After each of my concussions, the first few of which were fairly mild, I never changed my behavior afterwards. I kept being a high school student, and did not ever undergo brain rest or medication. After my most recent concussion, I stayed up the next night writing a philosophy paper with a splitting headache and inability to concentrate because it was due, and I refused to see a doctor or tell anyone, which I now realize was because I was in serious, serious denial about the severity of my injuries.

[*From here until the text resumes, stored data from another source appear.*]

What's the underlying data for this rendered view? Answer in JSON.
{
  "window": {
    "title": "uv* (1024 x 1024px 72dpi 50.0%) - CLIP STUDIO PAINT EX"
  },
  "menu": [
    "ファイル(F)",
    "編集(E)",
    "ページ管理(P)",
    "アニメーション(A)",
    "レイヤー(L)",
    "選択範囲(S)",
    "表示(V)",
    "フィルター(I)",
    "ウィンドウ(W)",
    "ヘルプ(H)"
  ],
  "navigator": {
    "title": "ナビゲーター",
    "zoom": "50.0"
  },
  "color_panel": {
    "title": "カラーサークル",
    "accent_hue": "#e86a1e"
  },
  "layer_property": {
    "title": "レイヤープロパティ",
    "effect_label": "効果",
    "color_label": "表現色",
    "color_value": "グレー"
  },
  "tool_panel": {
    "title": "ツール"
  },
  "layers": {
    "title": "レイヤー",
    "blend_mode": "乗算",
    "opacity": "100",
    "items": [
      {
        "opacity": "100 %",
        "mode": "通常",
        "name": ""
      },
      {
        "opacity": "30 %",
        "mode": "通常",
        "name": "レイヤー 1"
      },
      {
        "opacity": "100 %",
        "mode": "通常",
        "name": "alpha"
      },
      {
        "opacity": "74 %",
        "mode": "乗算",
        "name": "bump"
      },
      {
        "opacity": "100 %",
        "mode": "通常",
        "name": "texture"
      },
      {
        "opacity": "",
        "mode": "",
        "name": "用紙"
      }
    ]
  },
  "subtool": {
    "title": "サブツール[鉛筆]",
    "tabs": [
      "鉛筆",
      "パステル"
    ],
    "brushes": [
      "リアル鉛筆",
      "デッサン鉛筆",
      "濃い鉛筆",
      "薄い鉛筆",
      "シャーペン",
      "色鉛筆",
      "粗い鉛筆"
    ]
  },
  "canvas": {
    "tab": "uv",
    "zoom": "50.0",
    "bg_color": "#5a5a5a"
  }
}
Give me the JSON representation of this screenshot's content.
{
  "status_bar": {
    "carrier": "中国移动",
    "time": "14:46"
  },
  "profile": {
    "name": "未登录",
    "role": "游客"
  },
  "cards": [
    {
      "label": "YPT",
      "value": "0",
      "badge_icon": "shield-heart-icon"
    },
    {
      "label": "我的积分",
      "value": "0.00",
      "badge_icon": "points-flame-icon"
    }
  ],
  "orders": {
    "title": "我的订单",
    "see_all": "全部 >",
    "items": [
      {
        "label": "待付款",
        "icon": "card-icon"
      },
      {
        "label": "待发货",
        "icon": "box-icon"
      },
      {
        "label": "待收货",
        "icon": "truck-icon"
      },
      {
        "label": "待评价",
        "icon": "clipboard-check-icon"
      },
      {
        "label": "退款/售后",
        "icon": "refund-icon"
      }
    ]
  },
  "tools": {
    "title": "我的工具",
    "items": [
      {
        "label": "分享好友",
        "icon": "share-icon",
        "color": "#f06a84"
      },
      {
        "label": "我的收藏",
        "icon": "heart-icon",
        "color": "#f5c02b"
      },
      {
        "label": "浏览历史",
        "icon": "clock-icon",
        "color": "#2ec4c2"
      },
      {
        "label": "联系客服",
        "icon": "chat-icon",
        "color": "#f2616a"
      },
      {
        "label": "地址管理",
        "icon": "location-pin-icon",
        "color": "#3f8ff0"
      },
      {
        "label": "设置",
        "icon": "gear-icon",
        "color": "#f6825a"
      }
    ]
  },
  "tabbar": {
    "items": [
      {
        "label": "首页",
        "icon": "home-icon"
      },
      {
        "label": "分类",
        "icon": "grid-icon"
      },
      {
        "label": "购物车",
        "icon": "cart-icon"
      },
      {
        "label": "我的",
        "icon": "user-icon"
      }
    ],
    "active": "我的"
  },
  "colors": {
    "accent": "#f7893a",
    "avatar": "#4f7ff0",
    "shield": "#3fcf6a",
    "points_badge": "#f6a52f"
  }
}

As I look back on my past three years struggling with PCS while remaining a high-functioning college student, I get scared. There are so many warnings on this website and in the literature about how important rest is after concussions, and how lack of rest can exacerbate symptoms and prolong recovery. I am scared, beyond belief, that I will never return to the way I was before these accidents. I am willing to try virtually any medication, change in diet, or therapy regimen. The thing that keeps me up at night is that, by failing to acknowledge my injuries at the time and take steps to get better, I somehow damaged myself in a way that I will never be able to recover from. Is there anyone out there who knows whether lack of rest following an injury does further damage, or just prolongs recovery? Has anyone struggled with PCS for years on end after a series of minor concussions? Of those people, have therapies worked? Medications? Counseling? I am willing to try anything, think about anything, or listen to any suggestions. Tell me what you would do, who you would see. I have great health insurance and a supporting family, but I have yet to see a doctor who believes in my symptoms and who I can actually trust to understand my perspective. On paper everything in my life seems so good, but the PCS makes me miserable... and I lose hope of ever getting better. Have I damaged myself irreversibly? Can I get better? Is there any reason to hope? Would rest now, even 3 years later, be the best treatment?

Thank you, all my future friends. I've browsed for quite awhile now, reading stories, and it has been one of the only things that has given me hope during the dark times.